Define pipeline and triggers for source connection
All of the above activities are orchestrated through a Synapse pipeline. The SSIS Pipeline demonstrates a complex example designed to mimic what is found in real customer scenarios. The Tag DB example focuses more on the meta-modeling and Purview visualization of the data.
Using Synapse pipelines and Spark pools for connector development offers a number of advantages including:
- UI view of pipeline and parameters allowing operators to run and configure pipelines and view results in a standardized way
- Built in support for logging
- Built in scalability by running jobs in a Spark Cluster
Getting Started
Deploy Resources / Configuration
Deploy Base Services
Instructions for deploying the base connector services, which includes deployment of Synapse, Purview, and Synapse notebooks and pipelines for ingesting custom types into Purview can be found in the Base Services Deployment Doc
Deploy the Purview Custom Types Tool
To setup and run the example connectors, you will need to install the Purview Custom Type Tool. This should be done after the creation of the Application Security Principle and the Purview instance it will connect to (as part of Base Service deployment). The security principle information and Purview instance are required to initialize the tool.
Deploy Examples
Deploying the example connectors requires running a script from the Cloud Command Shell, along with some manual steps for the more involved SSIS example. Detailed steps can be found in the following documents:
Run Example Connectors
For Steps to run the example connectors, please see the example connector documentation (SSIS, Tag DB)
Purview Development Resources
- Tutorial on using the REST API in MS Docs API methods supported by Purview
- PyApacheAtlas training video and code samples PyApacheAtlas SDK, Docs
- CLI wrapper to REST API Documentation and notebook samples
Note about Libraries with MPL-2.0 and LGPL-2.1 Licenses
The following libraries are not explicitly included in this repository, but users who use this Solution Accelerator may need to install them locally and in Azure Synapse to fully utilize this Solution Accelerator.

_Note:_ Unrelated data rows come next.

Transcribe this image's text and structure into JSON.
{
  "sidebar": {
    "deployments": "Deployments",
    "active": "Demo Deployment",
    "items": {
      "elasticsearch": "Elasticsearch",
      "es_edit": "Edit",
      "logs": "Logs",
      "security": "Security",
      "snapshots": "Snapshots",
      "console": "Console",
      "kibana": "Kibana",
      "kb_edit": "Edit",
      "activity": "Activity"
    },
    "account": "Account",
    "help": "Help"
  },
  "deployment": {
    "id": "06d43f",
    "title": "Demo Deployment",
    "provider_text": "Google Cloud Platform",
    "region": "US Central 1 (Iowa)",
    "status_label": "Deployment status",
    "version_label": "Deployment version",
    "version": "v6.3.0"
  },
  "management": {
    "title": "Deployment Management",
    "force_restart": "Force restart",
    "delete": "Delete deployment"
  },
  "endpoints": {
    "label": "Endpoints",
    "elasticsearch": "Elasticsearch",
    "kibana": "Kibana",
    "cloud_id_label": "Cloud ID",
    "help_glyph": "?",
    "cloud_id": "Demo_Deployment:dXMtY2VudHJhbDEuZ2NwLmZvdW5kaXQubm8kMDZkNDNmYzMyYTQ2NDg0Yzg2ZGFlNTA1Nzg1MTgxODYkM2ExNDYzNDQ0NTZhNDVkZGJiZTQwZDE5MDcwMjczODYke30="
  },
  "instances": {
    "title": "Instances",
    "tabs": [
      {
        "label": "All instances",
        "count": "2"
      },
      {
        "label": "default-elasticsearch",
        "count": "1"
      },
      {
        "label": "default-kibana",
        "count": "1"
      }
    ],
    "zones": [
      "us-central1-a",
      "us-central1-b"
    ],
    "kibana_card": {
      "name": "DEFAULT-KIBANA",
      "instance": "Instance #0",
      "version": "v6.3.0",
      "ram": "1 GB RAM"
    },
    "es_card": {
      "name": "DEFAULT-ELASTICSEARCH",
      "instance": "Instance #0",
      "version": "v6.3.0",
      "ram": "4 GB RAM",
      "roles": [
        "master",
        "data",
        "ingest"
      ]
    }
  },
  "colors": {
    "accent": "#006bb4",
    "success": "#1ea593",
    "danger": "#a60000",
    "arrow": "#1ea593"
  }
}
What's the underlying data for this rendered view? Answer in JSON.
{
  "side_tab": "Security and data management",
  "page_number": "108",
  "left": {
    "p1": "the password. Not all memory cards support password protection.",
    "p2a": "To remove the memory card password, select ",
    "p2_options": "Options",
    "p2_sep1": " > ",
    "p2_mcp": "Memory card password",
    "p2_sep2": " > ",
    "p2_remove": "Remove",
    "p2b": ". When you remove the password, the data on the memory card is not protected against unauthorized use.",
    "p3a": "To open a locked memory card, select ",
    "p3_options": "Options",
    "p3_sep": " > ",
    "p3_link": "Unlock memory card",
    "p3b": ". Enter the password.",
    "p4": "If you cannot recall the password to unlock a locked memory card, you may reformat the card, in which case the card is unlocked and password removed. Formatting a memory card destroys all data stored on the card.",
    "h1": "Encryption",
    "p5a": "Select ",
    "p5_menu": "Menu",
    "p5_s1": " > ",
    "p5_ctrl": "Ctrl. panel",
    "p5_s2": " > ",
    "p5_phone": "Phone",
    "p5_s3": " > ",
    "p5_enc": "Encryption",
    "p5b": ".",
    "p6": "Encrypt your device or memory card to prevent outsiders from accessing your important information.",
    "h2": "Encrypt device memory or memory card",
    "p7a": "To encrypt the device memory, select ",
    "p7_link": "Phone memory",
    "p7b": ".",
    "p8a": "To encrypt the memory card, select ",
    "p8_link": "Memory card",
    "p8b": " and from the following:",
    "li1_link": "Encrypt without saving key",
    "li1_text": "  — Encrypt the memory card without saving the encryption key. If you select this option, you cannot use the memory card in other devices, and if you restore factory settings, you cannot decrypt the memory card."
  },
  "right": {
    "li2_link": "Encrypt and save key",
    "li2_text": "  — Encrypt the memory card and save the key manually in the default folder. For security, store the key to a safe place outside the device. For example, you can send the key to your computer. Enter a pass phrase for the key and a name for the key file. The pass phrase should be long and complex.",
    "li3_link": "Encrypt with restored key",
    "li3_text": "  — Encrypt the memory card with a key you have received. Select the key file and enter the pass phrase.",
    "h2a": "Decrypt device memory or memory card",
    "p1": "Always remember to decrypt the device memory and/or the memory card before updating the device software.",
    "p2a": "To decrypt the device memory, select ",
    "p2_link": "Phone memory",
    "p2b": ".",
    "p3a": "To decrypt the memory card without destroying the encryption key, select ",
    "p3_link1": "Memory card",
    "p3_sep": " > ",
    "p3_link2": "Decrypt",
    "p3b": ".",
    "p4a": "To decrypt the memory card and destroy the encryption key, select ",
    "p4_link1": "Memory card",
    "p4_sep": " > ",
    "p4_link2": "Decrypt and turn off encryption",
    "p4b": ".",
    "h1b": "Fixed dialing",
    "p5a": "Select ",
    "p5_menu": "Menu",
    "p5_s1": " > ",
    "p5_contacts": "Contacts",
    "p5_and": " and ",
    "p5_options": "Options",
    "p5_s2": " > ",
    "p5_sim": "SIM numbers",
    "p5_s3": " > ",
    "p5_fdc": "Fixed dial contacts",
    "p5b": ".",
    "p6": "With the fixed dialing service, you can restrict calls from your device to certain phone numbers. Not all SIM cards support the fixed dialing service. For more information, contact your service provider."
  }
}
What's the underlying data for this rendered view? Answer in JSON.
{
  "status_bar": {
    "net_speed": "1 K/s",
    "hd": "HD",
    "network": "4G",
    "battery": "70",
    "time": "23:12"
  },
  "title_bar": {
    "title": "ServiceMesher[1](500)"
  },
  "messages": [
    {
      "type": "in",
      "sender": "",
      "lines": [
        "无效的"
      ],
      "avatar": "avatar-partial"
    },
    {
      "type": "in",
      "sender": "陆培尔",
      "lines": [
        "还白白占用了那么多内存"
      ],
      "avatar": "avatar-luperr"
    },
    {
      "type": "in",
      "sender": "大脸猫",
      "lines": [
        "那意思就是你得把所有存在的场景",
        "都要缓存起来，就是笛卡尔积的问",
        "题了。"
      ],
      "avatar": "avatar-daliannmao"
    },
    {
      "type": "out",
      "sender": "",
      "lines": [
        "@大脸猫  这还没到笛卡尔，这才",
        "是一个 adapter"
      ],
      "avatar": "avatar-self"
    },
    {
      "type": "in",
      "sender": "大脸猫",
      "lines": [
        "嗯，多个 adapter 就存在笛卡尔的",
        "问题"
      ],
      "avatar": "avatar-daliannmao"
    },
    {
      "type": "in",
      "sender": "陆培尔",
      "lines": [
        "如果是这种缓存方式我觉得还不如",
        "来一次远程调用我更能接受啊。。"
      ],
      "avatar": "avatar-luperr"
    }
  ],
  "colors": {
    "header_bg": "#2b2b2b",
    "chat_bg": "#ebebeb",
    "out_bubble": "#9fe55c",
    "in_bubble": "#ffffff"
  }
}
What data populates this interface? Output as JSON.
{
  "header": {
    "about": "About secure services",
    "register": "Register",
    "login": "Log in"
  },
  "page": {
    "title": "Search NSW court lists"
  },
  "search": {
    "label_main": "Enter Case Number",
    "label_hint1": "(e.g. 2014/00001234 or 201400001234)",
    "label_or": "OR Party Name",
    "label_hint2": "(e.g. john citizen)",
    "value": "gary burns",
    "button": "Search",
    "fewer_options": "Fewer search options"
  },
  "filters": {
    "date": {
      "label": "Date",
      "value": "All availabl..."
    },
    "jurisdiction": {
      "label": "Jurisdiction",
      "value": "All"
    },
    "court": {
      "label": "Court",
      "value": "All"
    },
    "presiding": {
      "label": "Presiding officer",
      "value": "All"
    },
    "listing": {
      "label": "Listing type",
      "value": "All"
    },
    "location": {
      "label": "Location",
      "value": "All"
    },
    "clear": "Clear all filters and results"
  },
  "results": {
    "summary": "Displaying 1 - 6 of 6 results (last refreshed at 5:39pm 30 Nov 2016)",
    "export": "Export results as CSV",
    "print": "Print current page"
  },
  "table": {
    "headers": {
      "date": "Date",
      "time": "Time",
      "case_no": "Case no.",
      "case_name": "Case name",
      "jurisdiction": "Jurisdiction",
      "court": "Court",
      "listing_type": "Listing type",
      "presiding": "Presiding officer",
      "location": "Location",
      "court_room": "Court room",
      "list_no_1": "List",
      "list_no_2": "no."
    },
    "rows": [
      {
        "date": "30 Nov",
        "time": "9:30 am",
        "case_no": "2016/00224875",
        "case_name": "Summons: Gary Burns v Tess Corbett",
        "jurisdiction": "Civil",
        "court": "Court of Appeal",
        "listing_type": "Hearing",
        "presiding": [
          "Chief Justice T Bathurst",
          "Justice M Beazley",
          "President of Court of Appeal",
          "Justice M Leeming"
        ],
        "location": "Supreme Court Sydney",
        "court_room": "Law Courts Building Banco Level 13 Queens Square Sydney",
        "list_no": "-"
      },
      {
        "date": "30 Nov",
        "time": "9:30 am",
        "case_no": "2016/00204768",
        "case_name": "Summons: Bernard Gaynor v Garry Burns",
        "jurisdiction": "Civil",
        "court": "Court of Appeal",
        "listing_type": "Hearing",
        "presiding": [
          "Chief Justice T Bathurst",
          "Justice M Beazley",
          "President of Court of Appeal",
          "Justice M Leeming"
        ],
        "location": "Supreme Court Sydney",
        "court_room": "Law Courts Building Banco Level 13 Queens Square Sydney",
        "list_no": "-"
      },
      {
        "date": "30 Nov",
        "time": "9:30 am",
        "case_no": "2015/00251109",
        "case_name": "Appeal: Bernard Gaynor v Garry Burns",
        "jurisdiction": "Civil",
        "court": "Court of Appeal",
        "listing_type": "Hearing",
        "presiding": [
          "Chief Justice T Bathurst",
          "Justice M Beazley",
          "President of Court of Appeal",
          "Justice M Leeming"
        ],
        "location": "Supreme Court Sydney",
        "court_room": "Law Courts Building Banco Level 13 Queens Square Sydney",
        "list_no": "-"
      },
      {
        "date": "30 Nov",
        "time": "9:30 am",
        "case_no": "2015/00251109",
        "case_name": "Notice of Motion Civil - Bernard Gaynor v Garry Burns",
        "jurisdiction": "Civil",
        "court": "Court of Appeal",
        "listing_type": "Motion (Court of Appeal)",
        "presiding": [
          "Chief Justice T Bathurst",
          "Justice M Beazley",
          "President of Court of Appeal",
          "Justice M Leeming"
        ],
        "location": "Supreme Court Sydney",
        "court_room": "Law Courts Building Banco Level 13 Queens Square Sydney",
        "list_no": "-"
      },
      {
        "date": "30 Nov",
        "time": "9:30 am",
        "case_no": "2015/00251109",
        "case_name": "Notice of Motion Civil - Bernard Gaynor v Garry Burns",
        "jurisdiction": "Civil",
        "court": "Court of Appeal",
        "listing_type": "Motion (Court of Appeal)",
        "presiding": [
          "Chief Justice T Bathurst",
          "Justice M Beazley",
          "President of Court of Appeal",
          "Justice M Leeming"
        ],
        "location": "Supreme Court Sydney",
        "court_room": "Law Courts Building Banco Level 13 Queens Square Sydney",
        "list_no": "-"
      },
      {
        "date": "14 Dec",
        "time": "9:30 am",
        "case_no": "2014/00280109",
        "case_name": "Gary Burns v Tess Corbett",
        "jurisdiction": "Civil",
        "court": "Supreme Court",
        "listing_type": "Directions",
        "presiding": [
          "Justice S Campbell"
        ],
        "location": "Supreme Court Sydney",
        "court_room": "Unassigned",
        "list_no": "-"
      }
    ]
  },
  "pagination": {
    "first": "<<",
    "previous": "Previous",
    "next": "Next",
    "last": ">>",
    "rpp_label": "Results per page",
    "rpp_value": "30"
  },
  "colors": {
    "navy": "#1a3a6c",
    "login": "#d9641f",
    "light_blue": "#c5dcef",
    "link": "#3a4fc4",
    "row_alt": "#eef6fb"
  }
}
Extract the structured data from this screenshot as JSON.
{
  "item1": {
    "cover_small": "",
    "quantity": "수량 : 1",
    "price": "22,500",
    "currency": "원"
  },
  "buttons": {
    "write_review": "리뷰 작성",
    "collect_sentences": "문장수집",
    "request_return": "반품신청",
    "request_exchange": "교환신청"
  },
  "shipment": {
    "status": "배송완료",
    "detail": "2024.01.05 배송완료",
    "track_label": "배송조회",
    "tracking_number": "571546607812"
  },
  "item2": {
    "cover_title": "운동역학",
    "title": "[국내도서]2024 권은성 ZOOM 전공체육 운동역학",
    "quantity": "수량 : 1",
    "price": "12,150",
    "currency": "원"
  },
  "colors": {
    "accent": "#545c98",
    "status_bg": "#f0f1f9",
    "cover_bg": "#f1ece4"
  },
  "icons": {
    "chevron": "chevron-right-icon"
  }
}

However, the actual binaries and files associated with the libraries are not included as part of this repository, but they are available for installation via the PyPI library using the pip installation tool.
Contributing
This project welcomes contributions and suggestions. Most contributions require you to agree to a Contributor License Agreement (CLA) declaring that you have the right to, and actually do, grant us the rights to use your contribution. For details, visit https://cla.opensource.microsoft.com.
When you submit a pull request, a CLA bot will automatically determine whether you need to provide a CLA and decorate the PR appropriately (e.g., status check, comment). Simply follow the instructions provided by the bot. You will only need to do this once across all repos using our CLA.
This project has adopted the Microsoft Open Source Code of Conduct. For more information see the Code of Conduct FAQ or contact opencode@microsoft.com with any additional questions or comments.
Trademarks
This project may contain trademarks or logos for projects, products, or services. Authorized use of Microsoft trademarks or logos is subject to and must follow Microsoft's Trademark & Brand Guidelines. Use of Microsoft trademarks or logos in modified versions of this project must not cause confusion or imply Microsoft sponsorship. Any use of third-party trademarks or logos are subject to those third-party's policies.